Emerging evidence for cell-autonomous axon guidance.

ABSTRACT

Current models of axon guidance within the central nervous system (CNS) involve the presentation of environmental cues to navigating growth cones. The surrounding and target tissues present a variety of ligands that either restrict or promote growth, thus providing pathfinding instructions to developing axons. Recent findings show that RGMb, a GPI anchored extracellular protein present on retinal ganglion cells, down-regulates Wnt3a signaling by lowering LRP5 levels at the membrane surface. When RGMb is phosphorylated by the extracellular tyrosine kinase VLK, phosphorylated RGMb (p-RGMb) is internalized and carries LRP5 towards intracellular compartments.
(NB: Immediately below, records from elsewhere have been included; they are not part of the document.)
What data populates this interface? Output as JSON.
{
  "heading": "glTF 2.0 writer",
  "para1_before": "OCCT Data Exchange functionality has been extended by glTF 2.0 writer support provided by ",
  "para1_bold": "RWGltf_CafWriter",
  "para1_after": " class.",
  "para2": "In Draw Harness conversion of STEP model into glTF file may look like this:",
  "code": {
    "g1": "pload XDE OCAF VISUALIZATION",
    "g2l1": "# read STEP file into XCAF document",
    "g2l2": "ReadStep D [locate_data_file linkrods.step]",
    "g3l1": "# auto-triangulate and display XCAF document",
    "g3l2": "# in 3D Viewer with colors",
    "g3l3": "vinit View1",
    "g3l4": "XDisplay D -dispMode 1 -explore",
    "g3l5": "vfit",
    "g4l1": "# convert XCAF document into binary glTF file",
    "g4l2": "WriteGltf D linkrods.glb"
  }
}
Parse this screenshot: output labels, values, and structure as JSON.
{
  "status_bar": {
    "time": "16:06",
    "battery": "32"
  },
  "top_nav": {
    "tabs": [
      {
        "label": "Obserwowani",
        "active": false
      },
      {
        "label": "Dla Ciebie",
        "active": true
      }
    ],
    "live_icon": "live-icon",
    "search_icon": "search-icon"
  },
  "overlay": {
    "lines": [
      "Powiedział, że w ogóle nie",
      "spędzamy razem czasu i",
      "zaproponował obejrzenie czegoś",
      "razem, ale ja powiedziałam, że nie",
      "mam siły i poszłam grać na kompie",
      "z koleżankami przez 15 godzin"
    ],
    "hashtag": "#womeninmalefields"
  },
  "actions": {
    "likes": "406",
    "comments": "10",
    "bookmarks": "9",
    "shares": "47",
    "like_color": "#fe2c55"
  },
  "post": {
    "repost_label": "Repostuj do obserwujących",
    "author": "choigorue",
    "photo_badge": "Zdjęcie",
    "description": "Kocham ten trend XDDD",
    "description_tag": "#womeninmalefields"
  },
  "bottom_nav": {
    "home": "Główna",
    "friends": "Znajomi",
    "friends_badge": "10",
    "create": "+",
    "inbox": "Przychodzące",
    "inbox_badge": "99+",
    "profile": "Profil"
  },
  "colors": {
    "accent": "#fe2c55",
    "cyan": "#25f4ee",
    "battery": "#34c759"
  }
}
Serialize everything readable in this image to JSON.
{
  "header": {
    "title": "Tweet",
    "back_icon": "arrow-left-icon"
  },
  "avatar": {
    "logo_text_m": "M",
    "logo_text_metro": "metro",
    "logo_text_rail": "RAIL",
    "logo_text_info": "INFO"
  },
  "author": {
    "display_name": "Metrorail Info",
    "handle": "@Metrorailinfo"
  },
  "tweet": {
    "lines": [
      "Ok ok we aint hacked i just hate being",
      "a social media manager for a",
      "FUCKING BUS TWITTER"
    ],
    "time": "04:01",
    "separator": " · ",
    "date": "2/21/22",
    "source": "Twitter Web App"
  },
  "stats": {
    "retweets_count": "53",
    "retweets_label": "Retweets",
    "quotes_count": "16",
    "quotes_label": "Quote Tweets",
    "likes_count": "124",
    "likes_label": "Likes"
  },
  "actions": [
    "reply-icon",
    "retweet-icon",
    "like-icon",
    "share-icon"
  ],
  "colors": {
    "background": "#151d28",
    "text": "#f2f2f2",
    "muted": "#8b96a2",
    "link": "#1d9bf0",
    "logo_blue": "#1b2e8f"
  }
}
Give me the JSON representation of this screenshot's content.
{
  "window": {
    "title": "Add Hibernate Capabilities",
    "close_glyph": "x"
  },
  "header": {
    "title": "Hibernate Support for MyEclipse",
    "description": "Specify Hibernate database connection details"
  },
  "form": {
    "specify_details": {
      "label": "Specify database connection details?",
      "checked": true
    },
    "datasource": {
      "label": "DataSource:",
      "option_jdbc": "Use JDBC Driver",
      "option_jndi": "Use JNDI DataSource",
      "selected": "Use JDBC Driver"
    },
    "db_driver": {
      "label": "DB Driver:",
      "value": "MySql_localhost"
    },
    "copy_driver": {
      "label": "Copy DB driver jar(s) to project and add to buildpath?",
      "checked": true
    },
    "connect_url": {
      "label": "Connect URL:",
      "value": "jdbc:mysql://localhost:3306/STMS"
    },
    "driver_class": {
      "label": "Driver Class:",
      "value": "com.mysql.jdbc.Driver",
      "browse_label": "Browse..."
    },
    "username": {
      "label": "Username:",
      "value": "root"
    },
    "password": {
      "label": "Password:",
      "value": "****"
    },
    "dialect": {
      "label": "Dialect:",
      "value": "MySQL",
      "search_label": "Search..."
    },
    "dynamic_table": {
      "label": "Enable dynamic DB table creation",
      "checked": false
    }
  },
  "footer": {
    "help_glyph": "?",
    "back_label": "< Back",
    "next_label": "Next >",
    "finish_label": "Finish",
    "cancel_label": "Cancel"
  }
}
In the eye, a dorsal-high ventral-low gradient of VLK generates a dorsal-low ventral-high gradient of LRP5 that modulates Wnt3a signaling. These molecules, which are all expressed by individual RGCs, generate Wnt-signal gradients along the dorso-ventral axis of the retina, resulting in differential axon growth which in turn regulates proper retino-tectal/collicular map formation. This pathway represents a regulatory mechanism whereby extracellular phosphorylation generates what may be the first example of a unique self-guiding mechanism that affects neuronal-target connections independent of paracrine signals from the surrounding target tissue.